Love Stinks


Published September 1, 1999

EPPC Online

Love Stinks is a nasty little film but, it might seem, something of a curiosity among recent Hollywood products in being entirely oriented toward the masculine point of view—or at least what people accustomed to the courtship rituals of late-20th century America will regard as such. For in truth, however revolting the male habit of regarding the females who interest him as disposable once they have served their sexual purpose, women’s desire to be more like men has fostered and encouraged it. Back in the days when men at least had to pretend to respect women and treat them as human creatures worthy of consideration apart from their appeal to the rough and clamorous masculine appetite, a movie like this one could hardly have been made.

The story concerns a television producer called Seth Winnick (French Stewart) who meets Chelsea Turner (Bridgette Wilson), a stunning young woman with marriage on her mind at the wedding of a friend. For some reason, Chelsea decides that the obviously slimy Seth is just what she has been looking for in a husband and succeeds in inveigling herself into his bed and, in no time at all, into his home as live-in partner. Beyond this point, however, Seth is unwilling to go, and Chelsea is forced (or so we are asked to believe) to get tough with him in the pursuit of the ring and the long-term commitment which she inexplicably supposes her services to Seth should entitle her to—the witch! “What are you saying?” he asks. “Marry me or it’s over?” Surely she couldn’t be so unreasonable as that!

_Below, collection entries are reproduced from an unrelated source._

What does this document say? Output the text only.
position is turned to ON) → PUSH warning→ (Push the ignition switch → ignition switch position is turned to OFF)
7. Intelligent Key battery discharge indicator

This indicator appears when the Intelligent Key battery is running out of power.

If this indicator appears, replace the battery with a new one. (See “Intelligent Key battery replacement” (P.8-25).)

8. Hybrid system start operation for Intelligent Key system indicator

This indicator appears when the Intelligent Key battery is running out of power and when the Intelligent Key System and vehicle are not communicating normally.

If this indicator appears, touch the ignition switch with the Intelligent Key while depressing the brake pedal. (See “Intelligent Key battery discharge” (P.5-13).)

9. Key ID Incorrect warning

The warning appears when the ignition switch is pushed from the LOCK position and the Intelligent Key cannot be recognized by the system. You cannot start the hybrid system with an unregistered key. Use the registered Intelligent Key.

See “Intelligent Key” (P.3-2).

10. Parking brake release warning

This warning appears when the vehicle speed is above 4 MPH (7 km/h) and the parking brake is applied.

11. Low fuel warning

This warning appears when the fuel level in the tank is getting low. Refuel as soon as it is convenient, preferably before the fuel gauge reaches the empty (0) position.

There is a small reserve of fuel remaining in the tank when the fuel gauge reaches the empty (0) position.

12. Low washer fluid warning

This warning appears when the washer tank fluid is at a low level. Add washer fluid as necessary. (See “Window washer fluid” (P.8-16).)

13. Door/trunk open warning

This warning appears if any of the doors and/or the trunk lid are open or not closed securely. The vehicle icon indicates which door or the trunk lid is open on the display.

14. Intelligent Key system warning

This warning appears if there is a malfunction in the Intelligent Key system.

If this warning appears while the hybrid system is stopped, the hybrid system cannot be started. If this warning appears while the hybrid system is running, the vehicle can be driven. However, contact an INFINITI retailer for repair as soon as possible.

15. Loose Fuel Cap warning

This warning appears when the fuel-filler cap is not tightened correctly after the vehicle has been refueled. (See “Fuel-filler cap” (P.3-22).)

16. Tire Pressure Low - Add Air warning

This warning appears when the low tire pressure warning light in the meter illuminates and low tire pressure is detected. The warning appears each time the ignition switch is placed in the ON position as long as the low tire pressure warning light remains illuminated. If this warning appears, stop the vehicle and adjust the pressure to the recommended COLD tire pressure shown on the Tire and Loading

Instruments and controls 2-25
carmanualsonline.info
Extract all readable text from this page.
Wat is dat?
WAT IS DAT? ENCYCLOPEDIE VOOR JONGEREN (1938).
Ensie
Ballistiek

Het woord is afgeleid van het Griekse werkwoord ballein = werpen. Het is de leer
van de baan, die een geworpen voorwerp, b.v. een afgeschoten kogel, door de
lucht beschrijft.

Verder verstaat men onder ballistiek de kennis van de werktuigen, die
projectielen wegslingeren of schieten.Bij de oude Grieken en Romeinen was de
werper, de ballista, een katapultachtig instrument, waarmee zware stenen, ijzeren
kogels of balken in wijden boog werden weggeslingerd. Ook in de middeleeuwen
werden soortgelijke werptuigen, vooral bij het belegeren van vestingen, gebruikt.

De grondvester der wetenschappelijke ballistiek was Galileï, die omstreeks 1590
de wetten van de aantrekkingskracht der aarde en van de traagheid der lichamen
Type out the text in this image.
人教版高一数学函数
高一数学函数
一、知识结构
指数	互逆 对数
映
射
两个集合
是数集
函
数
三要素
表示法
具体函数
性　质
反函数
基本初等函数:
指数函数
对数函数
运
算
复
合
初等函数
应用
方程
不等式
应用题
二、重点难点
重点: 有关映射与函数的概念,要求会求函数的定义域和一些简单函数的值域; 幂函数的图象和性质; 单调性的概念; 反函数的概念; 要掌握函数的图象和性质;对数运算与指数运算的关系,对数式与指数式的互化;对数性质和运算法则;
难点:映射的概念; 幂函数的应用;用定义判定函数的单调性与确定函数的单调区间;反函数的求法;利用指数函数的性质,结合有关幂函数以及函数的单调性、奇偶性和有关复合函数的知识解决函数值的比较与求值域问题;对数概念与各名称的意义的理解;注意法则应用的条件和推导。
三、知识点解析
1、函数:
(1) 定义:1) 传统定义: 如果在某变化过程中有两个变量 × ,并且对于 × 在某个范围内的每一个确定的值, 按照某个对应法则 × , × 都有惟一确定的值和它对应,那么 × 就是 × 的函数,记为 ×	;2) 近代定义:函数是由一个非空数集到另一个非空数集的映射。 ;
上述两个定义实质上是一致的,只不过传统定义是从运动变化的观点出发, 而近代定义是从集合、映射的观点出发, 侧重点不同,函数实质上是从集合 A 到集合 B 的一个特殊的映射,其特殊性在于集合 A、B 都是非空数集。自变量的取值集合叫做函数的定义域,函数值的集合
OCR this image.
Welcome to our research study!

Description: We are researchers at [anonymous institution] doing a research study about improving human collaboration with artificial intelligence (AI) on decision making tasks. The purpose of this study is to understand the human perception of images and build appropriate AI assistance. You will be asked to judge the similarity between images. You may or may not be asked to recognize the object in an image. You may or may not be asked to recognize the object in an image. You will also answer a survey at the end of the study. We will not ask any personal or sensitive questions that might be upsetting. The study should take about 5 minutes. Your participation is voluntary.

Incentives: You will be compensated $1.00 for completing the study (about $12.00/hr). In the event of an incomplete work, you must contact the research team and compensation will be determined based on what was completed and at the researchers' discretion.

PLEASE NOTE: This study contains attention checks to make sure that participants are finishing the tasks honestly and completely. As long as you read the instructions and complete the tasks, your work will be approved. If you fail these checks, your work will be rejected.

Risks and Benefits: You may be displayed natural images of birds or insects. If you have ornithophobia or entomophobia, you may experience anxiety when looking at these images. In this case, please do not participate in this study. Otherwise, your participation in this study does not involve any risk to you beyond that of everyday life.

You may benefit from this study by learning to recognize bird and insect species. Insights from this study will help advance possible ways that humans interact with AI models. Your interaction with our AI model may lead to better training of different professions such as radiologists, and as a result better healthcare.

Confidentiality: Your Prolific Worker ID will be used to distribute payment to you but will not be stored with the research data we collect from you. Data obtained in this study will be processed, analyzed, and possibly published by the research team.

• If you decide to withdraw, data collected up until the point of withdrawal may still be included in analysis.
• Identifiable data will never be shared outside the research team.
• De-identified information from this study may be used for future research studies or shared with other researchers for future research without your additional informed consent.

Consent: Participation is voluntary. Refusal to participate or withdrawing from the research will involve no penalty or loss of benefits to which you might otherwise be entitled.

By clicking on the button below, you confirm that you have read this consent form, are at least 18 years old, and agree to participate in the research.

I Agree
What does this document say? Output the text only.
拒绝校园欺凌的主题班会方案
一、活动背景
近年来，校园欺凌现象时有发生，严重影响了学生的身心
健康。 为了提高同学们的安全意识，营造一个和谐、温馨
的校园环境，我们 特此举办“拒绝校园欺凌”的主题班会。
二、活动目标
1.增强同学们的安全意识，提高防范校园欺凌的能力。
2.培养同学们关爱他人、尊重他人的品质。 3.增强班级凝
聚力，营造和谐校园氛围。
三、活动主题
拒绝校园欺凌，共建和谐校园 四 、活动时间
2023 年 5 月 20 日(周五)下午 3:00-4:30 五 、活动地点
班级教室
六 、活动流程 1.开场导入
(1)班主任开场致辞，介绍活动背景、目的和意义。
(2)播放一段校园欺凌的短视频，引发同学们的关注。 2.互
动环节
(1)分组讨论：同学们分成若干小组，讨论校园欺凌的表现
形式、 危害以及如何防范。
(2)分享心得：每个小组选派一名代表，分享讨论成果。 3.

Here is where credulity breaks down. For this movie is exactly like its hero and many another male low-life in not knowing that it is a low-life. In fact, both think of themselves as devilishly attractive if not irresistible. But for anyone with a juster appraisal than Seth’s of Seth’s attractiveness, it beggars belief that a woman with the sort of life chances likely to be available to someone who looks like Chelsea would demean herself in the way that she does in order to induce a jerk like Seth to marry her. Men who expect to be able to enjoy no-fault sex with beautiful women, who then proceed to treat the liaison as casually as they do, may be horrified as well as amused by what they see in a movie like this, and of course they will cheer when Seth is allowed to take a cruel revenge on his erstwhile lover.

O tempora! O mores! Those less inclined than I to brood over the question of where our late-century sexual freedom might be taking us may well find parts of this very unpleasant little movie funny. When Chelsea hits Seth with a palimony suit, he says to his lawyer: “Hundreds of thousands it will cost? Just to get rid of my girlfriend? Can’t I just kill her and get off? This is L.A..” But, ever the optimist, I persist in thinking that even in our degenerate age most men of feeling and all but the most hard-line feminists will be revolted at this celebration of male caddishness.